My boss said he wanted to get the read depth graph for each CNV we found. The only data I have is a file with the number of reads aligned to each position (let's say from position 1 to 500 on the genome) Let's say we have a CNV deletion identified from position 100 to 150 .. How am I suppose to output the read depth for that CNV ?
If you have a sorted and indexed bam file you could do
samtools view yourFile.bam chr1:1000-5000 | wc
this will give you the number of reads mapping over chromosome 1 from position 1000 to 5000. For comparison you should also do the same with the normal and, at least, normalise for total number of reads.
However, how did you figure out that you have a CNV in that region? What program did you use? Can't the program you used tell you?
also consider this is very crude, as the number of reads have noise.
You'll probably want to plot the read depth in small bins, so that you can visualize the changes more clearly. I'd recommend grabbing the CNV region, plus some flanks with samtools, then writing a little script that parses the output and returns the average depth of coverage in 100bp bins.
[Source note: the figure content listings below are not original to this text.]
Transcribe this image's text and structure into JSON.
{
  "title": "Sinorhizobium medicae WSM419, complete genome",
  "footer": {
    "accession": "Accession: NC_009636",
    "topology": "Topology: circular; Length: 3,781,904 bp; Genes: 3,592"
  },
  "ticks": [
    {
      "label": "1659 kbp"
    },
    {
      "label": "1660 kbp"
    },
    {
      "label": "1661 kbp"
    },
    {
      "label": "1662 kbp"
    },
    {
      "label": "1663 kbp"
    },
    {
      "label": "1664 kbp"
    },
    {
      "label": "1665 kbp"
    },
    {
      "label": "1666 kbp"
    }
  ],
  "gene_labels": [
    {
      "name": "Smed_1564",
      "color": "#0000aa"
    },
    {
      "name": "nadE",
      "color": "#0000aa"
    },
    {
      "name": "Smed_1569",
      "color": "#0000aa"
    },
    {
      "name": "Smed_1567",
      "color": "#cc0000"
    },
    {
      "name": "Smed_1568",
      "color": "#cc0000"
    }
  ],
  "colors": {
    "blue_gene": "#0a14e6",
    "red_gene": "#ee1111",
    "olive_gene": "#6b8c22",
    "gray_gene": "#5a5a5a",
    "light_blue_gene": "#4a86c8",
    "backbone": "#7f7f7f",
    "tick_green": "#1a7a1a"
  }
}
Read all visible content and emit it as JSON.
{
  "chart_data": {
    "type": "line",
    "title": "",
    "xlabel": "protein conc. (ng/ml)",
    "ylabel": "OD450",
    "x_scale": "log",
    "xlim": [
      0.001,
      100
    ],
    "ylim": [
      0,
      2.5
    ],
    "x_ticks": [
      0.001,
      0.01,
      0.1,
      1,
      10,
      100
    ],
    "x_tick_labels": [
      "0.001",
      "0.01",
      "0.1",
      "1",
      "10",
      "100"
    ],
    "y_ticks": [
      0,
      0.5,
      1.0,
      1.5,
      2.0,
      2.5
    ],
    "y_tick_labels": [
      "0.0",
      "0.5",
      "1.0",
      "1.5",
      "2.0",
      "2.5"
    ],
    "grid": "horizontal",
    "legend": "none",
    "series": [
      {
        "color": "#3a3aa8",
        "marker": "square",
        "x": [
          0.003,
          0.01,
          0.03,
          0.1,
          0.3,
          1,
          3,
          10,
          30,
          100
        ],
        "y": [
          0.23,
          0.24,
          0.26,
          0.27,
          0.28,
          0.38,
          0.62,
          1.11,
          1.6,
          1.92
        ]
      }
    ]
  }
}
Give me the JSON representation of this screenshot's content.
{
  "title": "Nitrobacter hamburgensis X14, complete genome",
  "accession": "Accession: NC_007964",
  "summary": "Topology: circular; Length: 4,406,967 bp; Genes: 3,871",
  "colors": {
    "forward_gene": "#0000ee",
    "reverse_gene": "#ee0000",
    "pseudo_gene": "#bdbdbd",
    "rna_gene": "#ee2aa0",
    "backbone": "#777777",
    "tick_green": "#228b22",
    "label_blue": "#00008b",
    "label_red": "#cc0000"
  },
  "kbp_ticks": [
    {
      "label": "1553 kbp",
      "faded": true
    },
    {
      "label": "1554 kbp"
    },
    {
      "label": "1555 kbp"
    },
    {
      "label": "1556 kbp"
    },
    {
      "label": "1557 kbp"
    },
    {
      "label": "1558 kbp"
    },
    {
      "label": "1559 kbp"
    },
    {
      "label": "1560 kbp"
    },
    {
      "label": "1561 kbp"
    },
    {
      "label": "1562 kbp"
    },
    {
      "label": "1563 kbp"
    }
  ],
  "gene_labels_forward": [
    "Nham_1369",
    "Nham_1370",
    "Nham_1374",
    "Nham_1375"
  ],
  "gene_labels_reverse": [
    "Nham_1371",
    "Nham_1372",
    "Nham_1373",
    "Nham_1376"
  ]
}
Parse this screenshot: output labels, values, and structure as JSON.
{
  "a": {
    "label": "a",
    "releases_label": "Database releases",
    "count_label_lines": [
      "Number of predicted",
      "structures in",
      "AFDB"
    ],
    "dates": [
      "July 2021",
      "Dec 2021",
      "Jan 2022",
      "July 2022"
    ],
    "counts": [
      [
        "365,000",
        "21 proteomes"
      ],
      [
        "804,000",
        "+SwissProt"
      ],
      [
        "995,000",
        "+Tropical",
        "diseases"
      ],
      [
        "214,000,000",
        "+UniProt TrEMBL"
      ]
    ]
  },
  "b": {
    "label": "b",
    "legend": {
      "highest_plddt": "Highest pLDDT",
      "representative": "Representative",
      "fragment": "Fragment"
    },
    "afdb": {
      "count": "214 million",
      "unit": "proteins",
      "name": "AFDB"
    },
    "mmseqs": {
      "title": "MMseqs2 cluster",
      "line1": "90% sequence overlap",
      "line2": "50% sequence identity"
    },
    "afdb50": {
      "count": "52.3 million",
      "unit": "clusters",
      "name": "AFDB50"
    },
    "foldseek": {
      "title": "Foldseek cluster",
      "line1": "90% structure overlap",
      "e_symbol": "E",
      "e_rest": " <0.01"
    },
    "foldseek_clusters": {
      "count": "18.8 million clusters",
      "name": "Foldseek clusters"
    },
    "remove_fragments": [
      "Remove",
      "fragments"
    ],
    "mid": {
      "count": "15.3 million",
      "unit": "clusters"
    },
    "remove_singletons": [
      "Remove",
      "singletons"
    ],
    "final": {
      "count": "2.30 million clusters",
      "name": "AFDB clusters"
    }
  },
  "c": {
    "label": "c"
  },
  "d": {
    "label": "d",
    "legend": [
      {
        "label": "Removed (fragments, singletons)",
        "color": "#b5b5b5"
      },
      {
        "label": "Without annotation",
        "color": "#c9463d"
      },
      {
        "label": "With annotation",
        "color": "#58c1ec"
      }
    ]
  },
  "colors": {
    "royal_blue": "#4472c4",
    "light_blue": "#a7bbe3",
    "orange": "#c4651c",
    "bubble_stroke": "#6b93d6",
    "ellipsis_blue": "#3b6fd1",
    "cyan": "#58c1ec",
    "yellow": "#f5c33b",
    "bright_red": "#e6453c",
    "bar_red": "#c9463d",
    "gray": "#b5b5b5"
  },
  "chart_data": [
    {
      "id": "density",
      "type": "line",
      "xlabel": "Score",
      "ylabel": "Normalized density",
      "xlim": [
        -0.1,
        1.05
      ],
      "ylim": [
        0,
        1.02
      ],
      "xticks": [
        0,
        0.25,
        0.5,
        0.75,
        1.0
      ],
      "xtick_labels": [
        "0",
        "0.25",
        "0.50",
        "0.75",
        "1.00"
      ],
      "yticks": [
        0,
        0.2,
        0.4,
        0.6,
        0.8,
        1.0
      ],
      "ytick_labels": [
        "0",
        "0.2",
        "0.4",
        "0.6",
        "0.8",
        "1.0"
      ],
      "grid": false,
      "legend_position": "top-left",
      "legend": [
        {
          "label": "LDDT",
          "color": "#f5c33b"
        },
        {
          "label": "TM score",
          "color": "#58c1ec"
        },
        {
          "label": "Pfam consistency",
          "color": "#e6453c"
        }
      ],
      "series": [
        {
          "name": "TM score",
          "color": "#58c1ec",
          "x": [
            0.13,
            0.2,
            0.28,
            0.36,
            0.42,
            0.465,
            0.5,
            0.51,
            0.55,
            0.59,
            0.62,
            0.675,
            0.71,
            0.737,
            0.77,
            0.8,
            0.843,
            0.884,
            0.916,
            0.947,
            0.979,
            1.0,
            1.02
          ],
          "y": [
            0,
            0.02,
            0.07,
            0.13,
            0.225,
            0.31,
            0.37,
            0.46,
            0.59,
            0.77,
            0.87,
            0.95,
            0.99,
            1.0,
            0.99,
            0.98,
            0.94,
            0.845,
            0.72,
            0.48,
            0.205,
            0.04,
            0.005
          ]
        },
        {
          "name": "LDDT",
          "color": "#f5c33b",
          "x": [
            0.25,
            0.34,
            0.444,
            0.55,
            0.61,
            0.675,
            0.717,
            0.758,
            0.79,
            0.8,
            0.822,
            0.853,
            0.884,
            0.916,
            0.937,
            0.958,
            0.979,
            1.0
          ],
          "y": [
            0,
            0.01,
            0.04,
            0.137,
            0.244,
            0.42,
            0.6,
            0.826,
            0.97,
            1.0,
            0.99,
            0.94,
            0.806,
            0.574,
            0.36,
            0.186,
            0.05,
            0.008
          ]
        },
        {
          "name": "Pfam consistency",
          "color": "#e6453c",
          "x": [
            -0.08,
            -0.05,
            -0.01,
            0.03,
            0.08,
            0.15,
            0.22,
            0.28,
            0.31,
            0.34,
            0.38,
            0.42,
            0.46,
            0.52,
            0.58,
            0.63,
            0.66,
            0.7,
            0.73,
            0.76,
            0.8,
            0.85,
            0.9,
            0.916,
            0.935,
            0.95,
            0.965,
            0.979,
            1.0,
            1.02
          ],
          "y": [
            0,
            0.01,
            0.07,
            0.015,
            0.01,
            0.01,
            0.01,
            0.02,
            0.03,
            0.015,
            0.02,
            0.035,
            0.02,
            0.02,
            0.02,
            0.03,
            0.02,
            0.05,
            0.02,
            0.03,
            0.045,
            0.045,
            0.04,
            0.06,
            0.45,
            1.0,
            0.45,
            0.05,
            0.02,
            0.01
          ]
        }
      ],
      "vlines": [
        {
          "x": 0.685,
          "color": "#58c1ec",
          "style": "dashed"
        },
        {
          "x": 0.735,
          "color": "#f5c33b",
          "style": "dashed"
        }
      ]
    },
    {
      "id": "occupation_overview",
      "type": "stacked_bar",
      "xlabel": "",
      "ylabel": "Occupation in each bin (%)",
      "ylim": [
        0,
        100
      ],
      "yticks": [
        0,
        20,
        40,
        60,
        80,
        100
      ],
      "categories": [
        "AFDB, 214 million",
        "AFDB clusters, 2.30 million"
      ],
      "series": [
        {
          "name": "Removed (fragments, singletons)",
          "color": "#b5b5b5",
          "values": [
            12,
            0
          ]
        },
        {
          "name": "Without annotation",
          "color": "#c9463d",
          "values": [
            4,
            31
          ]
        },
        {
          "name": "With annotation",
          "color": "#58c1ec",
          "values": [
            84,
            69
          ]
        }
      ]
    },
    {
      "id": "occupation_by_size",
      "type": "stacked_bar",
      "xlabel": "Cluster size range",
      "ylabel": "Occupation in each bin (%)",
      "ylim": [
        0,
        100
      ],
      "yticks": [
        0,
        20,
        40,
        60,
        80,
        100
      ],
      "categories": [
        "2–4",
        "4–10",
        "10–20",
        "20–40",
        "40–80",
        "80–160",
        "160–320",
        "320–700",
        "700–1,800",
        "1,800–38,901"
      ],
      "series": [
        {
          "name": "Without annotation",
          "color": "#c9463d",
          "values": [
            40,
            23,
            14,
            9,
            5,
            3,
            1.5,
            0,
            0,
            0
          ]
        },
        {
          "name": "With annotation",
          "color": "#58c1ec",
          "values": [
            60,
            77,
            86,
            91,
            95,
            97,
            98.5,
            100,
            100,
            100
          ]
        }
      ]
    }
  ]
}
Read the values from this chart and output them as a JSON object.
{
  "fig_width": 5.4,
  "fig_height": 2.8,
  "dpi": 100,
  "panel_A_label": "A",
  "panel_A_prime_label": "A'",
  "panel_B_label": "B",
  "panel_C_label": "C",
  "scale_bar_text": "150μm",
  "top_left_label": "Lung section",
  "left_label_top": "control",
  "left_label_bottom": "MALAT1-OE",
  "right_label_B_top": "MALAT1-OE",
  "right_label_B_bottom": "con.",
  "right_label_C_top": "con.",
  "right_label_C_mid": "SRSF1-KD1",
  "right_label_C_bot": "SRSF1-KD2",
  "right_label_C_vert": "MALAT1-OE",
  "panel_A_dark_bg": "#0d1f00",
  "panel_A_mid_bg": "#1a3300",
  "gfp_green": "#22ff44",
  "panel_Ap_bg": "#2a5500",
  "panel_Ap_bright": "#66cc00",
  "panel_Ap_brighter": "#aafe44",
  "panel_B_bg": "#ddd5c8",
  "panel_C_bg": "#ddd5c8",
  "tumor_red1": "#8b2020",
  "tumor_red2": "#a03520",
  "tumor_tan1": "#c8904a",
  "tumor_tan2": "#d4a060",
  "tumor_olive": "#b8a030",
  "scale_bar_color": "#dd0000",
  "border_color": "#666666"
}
Plot these values for the tumor and the normal across the region, and if all goes well, you'll see something like this:
Normal is on top, tumor is on bottom, and you can clearly see the deletion in the tumor.
AFAIK read depth for CNV is coverage for this region in alignment.
E.g. if you identified that there is no gene/region (deletion), then it's depth = 0.
E.g. if you identified 2 copies of the same region, then depth will be about twice as usual depth (given uniformity of coverage).